心身ともに万全の状態でパリに乗り込んだ八木。シングルスでは世界ランキング2位の実力を存分に発揮して、表彰台を狙う。
緊張の初舞台にもかかわらず、舟山は堂々としたプレーを見せた | 男子ダブルス八木・舟山ペア初戦敗退も、つかんだシングルスへの手応え|パリ2024パラリンピック競技大会 8/29【パラ卓球】 | Glitters 障害者スポーツ専門ニュースメディア

緊張の初舞台にもかかわらず、舟山は堂々としたプレーを見せた

舟山、観客を沸かせるプレーでも目標のメダル獲得に挑む

一方の舟山は「技術的にもメンタル的にも、弱さを痛感した試合。最後の最後に取り切る力をもっと磨かなければいけないと感じました」としながらも「相手はヨーロッパチャンピオンで本当に強いペアであることはわかっていました。それもでも第1ゲームを取れたということは全体的にいい試合ができたかなと思っています」と手応えを口にした。

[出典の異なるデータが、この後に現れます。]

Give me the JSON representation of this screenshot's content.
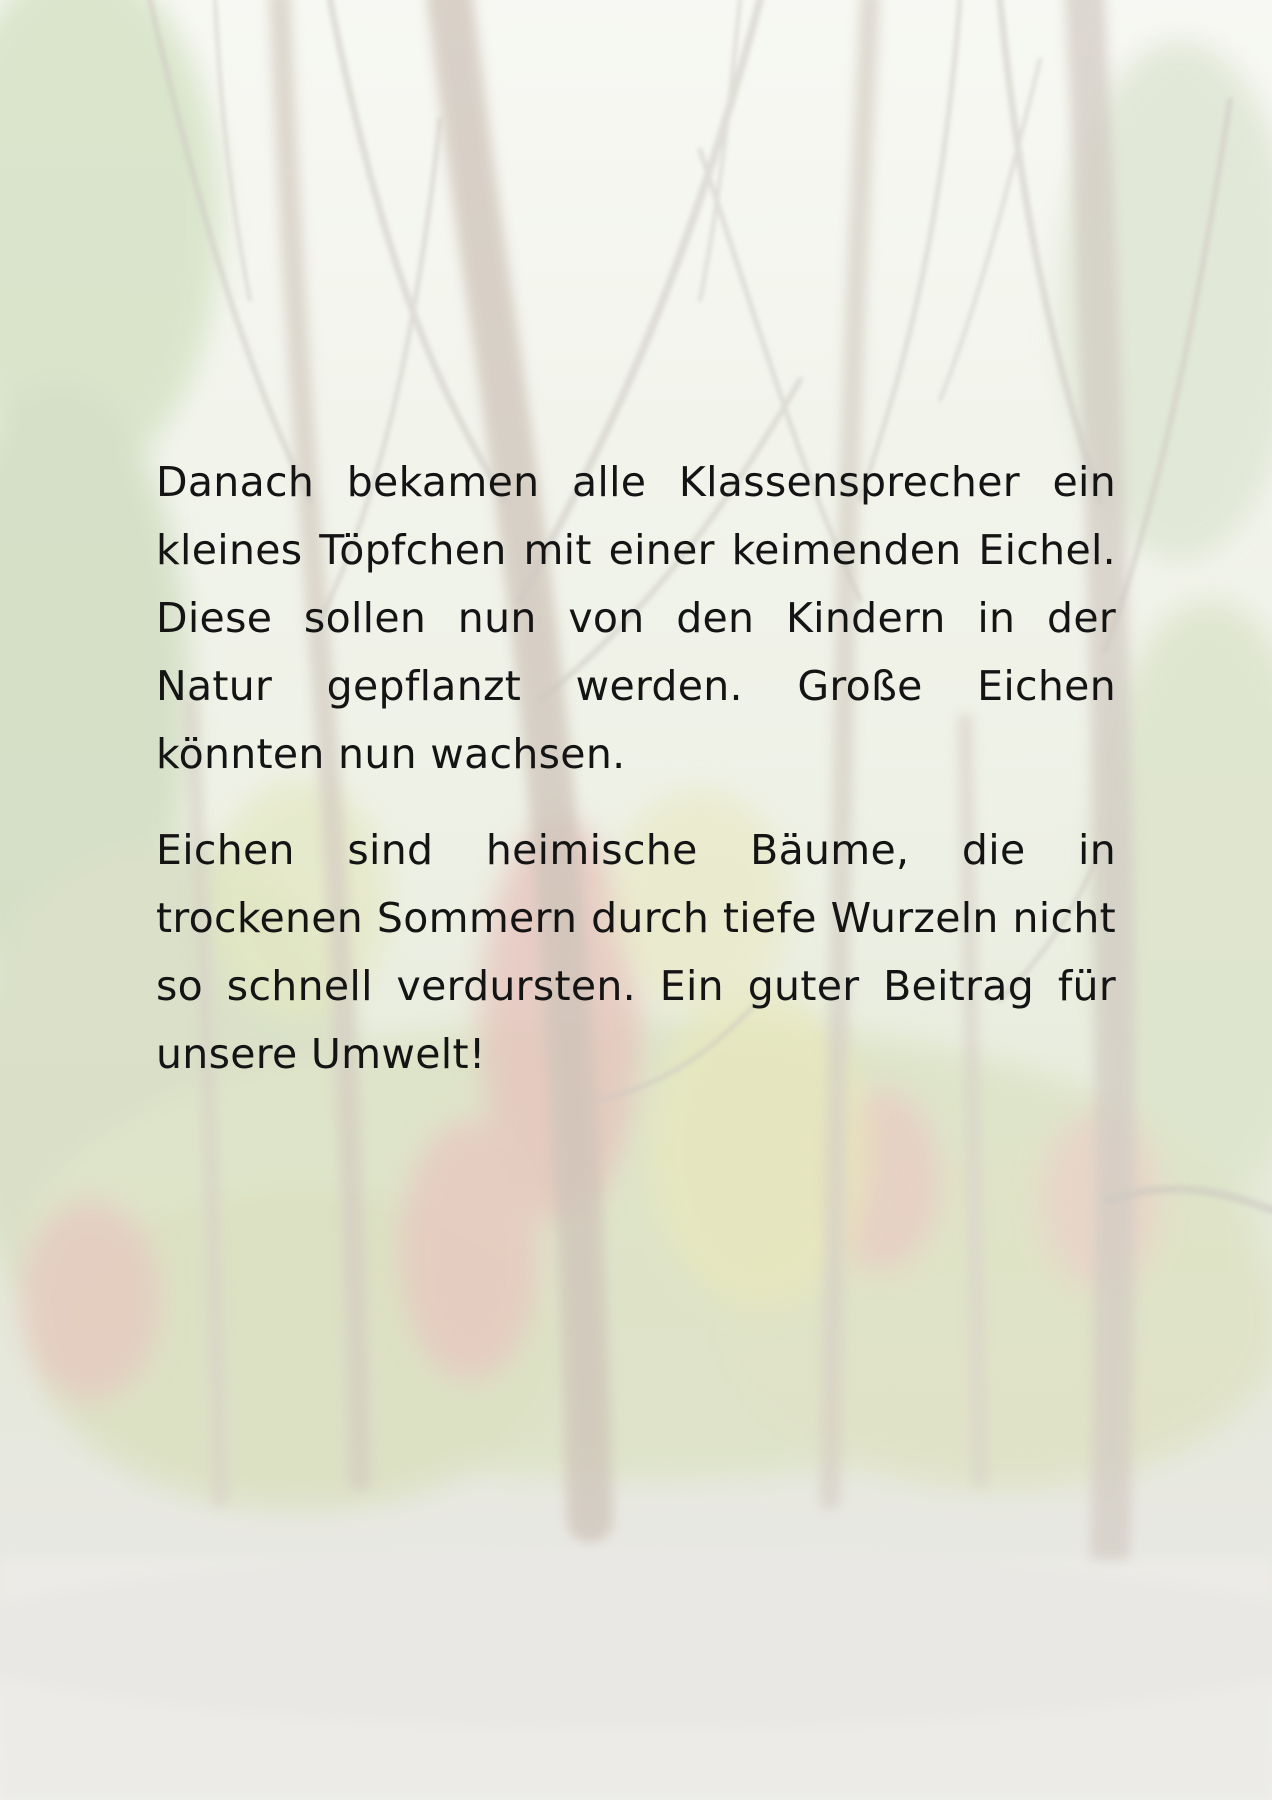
{
  "document": {
    "paragraphs": [
      "Danach bekamen alle Klassensprecher ein kleines Töpfchen mit einer keimenden Eichel. Diese sollen nun von den Kindern in der Natur gepflanzt werden. Große Eichen könnten nun wachsen.",
      "Eichen sind heimische Bäume, die in trockenen Sommern durch tiefe Wurzeln nicht so schnell verdursten. Ein guter Beitrag für unsere Umwelt!"
    ]
  },
  "background": {
    "subject": "faded forest photograph",
    "colors": {
      "sky": "#f6f7f2",
      "foliage": "#cfdcc0",
      "trunk": "#c9c0b6",
      "red_leaves": "#e2b4b0",
      "yellow_leaves": "#e3e3b6",
      "ground": "#ecebe8"
    }
  }
}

舟山が課題としているのが、台上技術とバックハンド。まだ苦手であることは否めないものの、それでもこの1年間、パリへの選考レースに挑むなか、試合ごとに丁寧にフィードバックをして一つ一つ課題をクリアしてきたという自負がある。この日の試合でそれがより明確となり、自信をつかんだ。

さらに20歳のモチベーションを高めているのが、観客の大歓声が響き渡り、熱気に包まれた会場の雰囲気だ。

「初日からたくさんのお客さんに入ってもらって、僕らのプレーを見て盛り上がってくれたのは本当に嬉しいです。たくさんのお客さんの前で卓球ができることは幸せなこと、嬉しいことだと感じました」

昨年のアジアパラ競技大会で初めて大観衆の前でプレーし、「見てもらう楽しさを感じ、緊張よりも楽しさの方が上回っていた」と語っていた舟山。この日、その1年前のことが重なったという。そして当時の経験が生かされ、浮つくこともなく、スムーズに試合に入ることができたと感じている。

アジアパラで「勝敗だけでなく、お客さんを驚かせたり喜ばせられるようなプレーをしたい」という思いが芽生えた舟山は、シングルスに向けてこう抱負を述べた。

「またたくさんのお客さんが入ってくれると思うので、皆さんに楽しんでいただけるようなプレーがしたいと思います。その上でメダル獲得という目標を必ず達成したいと思います」

シングルスで八木と舟山がどんなプレーで観客を沸かせるのか、楽しみだ。